A ofensiva ocorreu pouco depois do presidente venezuelano Nicolás Maduro pedir “peace forever” e declarar-se contra “uma guerra louca”, em meio à crescente tensão entre Washington e Caracas. Os EUA disseram também que vão realizar exercícios militares conjuntos com Trinidad e Tobago perto da costa da Venezuela.
Com o ataque desta sexta, chega a 43 o número de mortos em dez bombardeios lançados pelos EUA contra supostas embarcações de narcotráfico em águas internacionais, segundo relatos locais —entre as vítimas podem haver cidadãos de Trinidad e Tobago.

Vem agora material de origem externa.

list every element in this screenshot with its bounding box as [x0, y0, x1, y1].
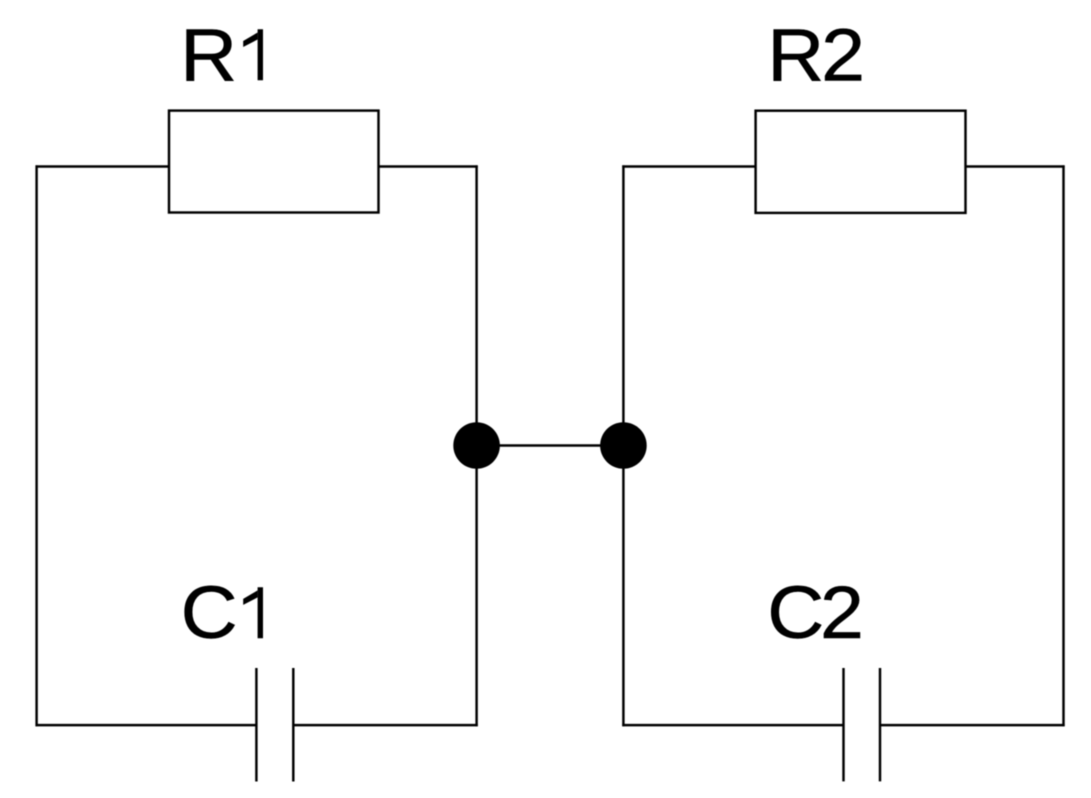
- svg-text:2: 2: [820, 572, 864, 654]
- wire right-loop top horizontal (left of R2): [622, 165, 755, 167]
- node B junction dot: [600, 422, 647, 469]
- capacitor C2 label: [767, 572, 864, 654]
- capacitor C2 left plate: [842, 668, 844, 781]
- wire between node A and node B: [477, 444, 624, 446]
- wire left-loop bottom horizontal (left of C1): [36, 724, 257, 726]
- node A junction dot: [453, 422, 500, 469]
- svg-text:C: C: [181, 572, 238, 654]
- resistor R2 body: [756, 111, 966, 213]
- wire left-loop right vertical lower (node A to bottom corner): [475, 446, 477, 727]
- wire left-loop left vertical: [35, 165, 37, 726]
- wire right-loop bottom horizontal (left of C2): [622, 724, 843, 726]
- wire left-loop bottom horizontal (right of C1): [293, 724, 477, 726]
- wire right-loop left vertical upper (top corner to node B): [622, 165, 624, 445]
- resistor R2 label: [767, 14, 865, 96]
- svg-text:2: 2: [821, 14, 865, 96]
- svg-text:R: R: [767, 14, 824, 96]
- capacitor C1 left plate: [255, 668, 257, 782]
- wire left-loop top horizontal (left of R1): [36, 165, 170, 167]
- wire right-loop left vertical lower (node B to bottom corner): [622, 446, 624, 727]
- capacitor C1 right plate: [292, 668, 294, 782]
- wire left-loop top horizontal (right of R1): [379, 165, 478, 167]
- resistor R1 label: [180, 14, 263, 96]
- resistor R1 body: [169, 111, 379, 213]
- svg-text:R: R: [180, 14, 237, 96]
- wire right-loop top horizontal (right of R2): [966, 165, 1065, 167]
- capacitor C2 right plate: [879, 668, 881, 781]
- wire right-loop right vertical: [1062, 165, 1064, 726]
- wire right-loop bottom horizontal (right of C2): [880, 724, 1065, 726]
- wire left-loop right vertical upper (top corner to node A): [475, 165, 477, 445]
- svg-text:C: C: [767, 572, 824, 654]
- capacitor C1 label: [181, 572, 263, 654]
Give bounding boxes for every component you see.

Famílias e autoridades insulares mantêm dúvidas sobre as identidades e, em muitos casos, não há confirmação pública completa.
Governos e especialistas regionais criticam as ações americanas e levantam questões sobre a legalidade dos ataques, que, conforme juristas, contrariariam o direito internacional se não houver prova de perigo iminente ou enquadramento em conflito armado. Em Washington, a Casa Branca sustenta que as medidas visam conter o tráfico de drogas; o presidente Donald Trump chegou a afirmar que o país pode matar suspeitos mesmo sem declaração formal de guerra.
A ofensiva também reforçou o clima de hostilidade contra o governo de Maduro: Caracas e Bogotá classificaram alguns ataques como “execuções extrajudiciais” e o presidente venezuelano ordenou a mobilização da reserva e a realização de exercícios militares na costa. Autoridades americanas apontam Maduro como ligado ao chamado “Cartel de los Soles”, ligação que especialistas contestam por falta de provas conclusivas.
A situação permanece tensa na região, com diplomacia e operações militares se sobrepondo a demandas por esclarecimentos e investigação sobre as mortes em alto-mar.